Oct. 2 (Bloomberg) -- Mylan Inc. sued the U.S. Food and Drug Administration for approval to sell a generic version of Novartis AG’s heart pill Diovan after a competitor failed to get the drug on the market in time.
Mylan, in a lawsuit filed today in federal court in Washington, said Ranbaxy Laboratories Ltd. forfeited its right to six-month exclusivity to sell the generic drug by not winning FDA approval. Mylan argues the FDA’s refusal to approve its sale of the drug is arbitrary and capricious and an abuse of discretion.

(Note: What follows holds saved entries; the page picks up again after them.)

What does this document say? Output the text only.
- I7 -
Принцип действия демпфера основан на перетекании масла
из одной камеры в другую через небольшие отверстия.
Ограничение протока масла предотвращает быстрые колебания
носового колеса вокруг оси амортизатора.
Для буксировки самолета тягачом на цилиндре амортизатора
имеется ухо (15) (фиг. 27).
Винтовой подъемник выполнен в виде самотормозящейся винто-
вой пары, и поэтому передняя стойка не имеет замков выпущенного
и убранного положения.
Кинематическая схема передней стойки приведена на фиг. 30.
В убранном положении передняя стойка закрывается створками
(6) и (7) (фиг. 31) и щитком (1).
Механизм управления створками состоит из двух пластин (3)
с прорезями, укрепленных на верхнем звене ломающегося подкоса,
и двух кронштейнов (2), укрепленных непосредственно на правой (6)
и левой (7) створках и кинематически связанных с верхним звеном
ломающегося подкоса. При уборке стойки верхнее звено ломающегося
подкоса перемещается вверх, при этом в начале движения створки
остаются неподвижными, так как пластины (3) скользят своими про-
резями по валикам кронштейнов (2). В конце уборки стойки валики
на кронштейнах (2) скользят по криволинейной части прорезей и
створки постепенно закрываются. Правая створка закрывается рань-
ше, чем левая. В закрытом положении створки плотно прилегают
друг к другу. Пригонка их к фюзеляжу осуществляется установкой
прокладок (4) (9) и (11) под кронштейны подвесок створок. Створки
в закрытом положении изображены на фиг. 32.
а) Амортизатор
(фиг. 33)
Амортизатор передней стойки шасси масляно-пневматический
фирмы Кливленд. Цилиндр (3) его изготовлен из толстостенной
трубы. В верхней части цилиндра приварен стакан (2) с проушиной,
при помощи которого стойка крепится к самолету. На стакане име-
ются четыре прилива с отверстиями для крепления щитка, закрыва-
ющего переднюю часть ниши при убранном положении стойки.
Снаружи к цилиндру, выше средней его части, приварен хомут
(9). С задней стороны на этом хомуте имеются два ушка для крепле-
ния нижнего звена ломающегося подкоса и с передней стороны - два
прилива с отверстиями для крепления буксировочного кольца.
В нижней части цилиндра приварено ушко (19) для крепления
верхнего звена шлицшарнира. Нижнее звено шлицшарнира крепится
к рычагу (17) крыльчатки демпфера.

“Ranbaxy failed to receive tentative approval prior to the statutory 30-month forfeiture deadline, and no statutory exception to forfeiture applies,” Mylan said in its complaint.
On Sept. 21, Mylan, based in Canonsburg, Pennsylvania, announced a copy of Diovan HCT, a combination of the Novartis drug and hydrochlorothiazide, a diuretic, while Novartis’ own generics unit started marketing a branded version of the same drug.
Sandy Walsh, an FDA spokeswoman, said the agency doesn’t comment on pending litigation.
Diovan generated $5.7 billion in revenue around the world last year, according to Basel, Switzerland-based Novartis’ annual report.
The case is Mylan Laboratories v. U.S. Food and Drug Administration, 12-cv-01637, U.S. District Court, District of Columbia (Washington).